Siyasi parti için en öneli vizyon iktidar olma gayesidir. Kurumsal varlığına rağmen kuruluş amacı anlaşılmayan bir sürü parti mevcuttur. Politika alanında yeterli kitleye ulaşamamış olmasına rağmen düşünce ve fikir sahası ile güçlü gözükenler de mevcuttur. Ak Parti geniş yelpazeli açılım politikasıyla sahaya fırlamış, lider kadrosunun engellenmesine rağmen çetin ve politik mücadele yöntemleriyle iktidarı uzun süre elde tutmayı başarmaktadır…

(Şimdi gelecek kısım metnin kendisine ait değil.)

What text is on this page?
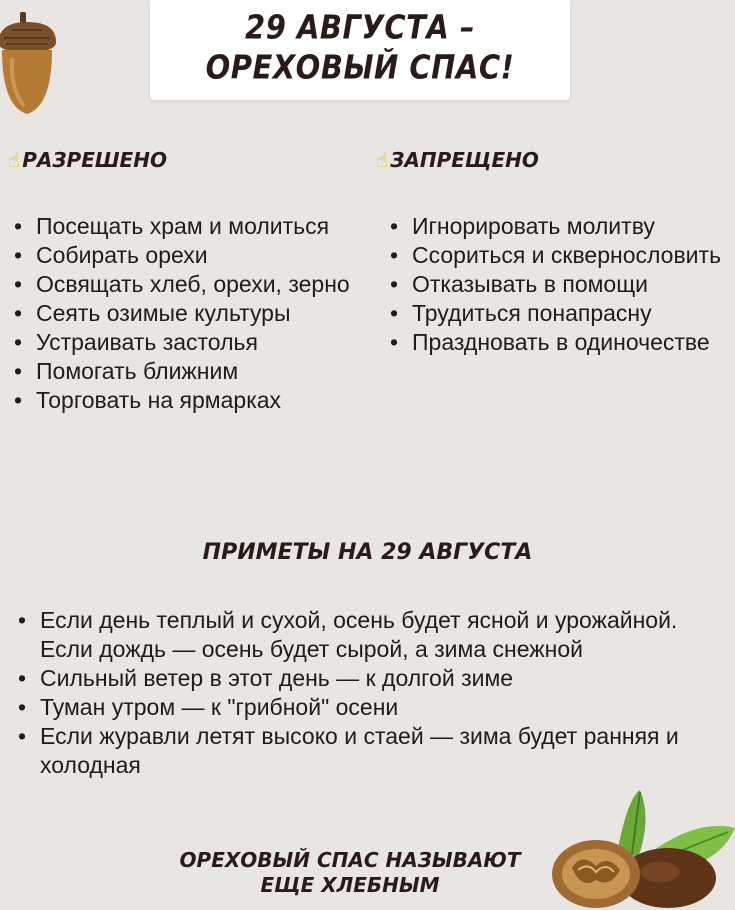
29 АВГУСТА –
ОРЕХОВЫЙ СПАС!
☝ РАЗРЕШЕНО	☝ ЗАПРЕЩЕНО
• Посещать храм и молиться
• Собирать орехи
• Освящать хлеб, орехи, зерно
• Сеять озимые культуры
• Устраивать застолья
• Помогать ближним
• Торговать на ярмарках
• Игнорировать молитву
• Ссориться и сквернословить
• Отказывать в помощи
• Трудиться понапрасну
• Праздновать в одиночестве
ПРИМЕТЫ НА 29 АВГУСТА
• Если день теплый и сухой, осень будет ясной и урожайной. Если дождь — осень будет сырой, а зима снежной
• Сильный ветер в этот день — к долгой зиме
• Туман утром — к "грибной" осени
• Если журавли летят высоко и стаей — зима будет ранняя и холодная
ОРЕХОВЫЙ СПАС НАЗЫВАЮТ
ЕЩЕ ХЛЕБНЫМ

Türkiye Cumhuriyeti Anayasasını tamı tamına değilse bile arzu, istek ve idealleri doğrultusunda değiştirmeyi, yaratıkları fiili duruma anayasayı uyarlamayı, parlamenter sistemden başkanlığa, MHP’nin deyimiyle Cumhurbaşkanlığı Hükümet Sistemine geçebilmişlerdir. Hükümet kurma görevini yüklenmesi gereken Cumhurbaşkanı seçim barajını da (%50+1) rakamıyla tescilleterek tek başına partilerin ulaşamayacağı seviyede başarı grafiğini yerleştirmiştir…

Ak Parti iktidarı süresince politik zirvede çıtayı daima yükseltme beceri, cesaret, atılım vizyonlarının sürükleyicisi Cumhurbaşkanımız, Sayın, Recep Tayyip Erdoğan önderliğinde sürdüğünü herkes görmektedir. Neredeyse Ak Parti yok, genel başkanı vardır. Sistemin de getirisiyle bütün yollar ona çıkmaktadır…

Türkiye siyaseti iki kutuplu dünya efsanesine dönüşmüştür. İttifakları zorlayan yasalar değil, yasal zemin arayışındaki parti hareketleridir. Meşru seviyede politikaya katılabilmek için partilerin tek başlarına mücadele yöntemleri yeterli gelmemektedir. Güçlü liderin daha güçlü muhalifi yoksa iktidarını sürdürmek doğal hak olarak seçmen tarafından yinelenecektir…

Son zamanlarda yapılanma çabasına düşmüş bir kısım Ak Partilileri anlamak güçtür. Ülkeye hizmet için illâki genel başkan, milletvekili, bakan mı olmak gerekir!?..Uzun süren iktidar sürecinde bu günler için birlikte mücadele verip sistem değişikliği yönünde rey kullanılmadı mı!?.. “Küsüp gitmek, boyun eğip makamı terk…” yerine “bu yol yol değil!..” söylemi kullanmaktan niye çekinilmiştir!?.. Yeni kurulacak , desteğini,“cumhur mu; millet ittifakı lehine mi“ yapacaktır!?..Ak Partililerden oluşan yeni yapılanmayı anlamak güçtür…

Türkiye politikacıları ayrı gayrı partileşme sürecini gündeminden atıp, yetkilerini devretmiş Meclis’te gazete manşetlerinin kavgasını yapmak yerine hükümet kurma hedefinin hesabını doğru, Türkiye şartlarına uygun, birinin diğerine saygı ve sevgide kusur yaratmayacağı edep, adap, ahlak çizgileriyle gönlüne yerleştirmek durumundadır. Kadrolarda, söylemlerde, vizyonda açık ara fark olmaz ise vatandaş niye parti değiştirip de yeniyi tercih etsin ki!..

Parti kurmak yerine hükümeti kurmak için “Cumhurbaşkanı adaylığı” yeterli değil mi?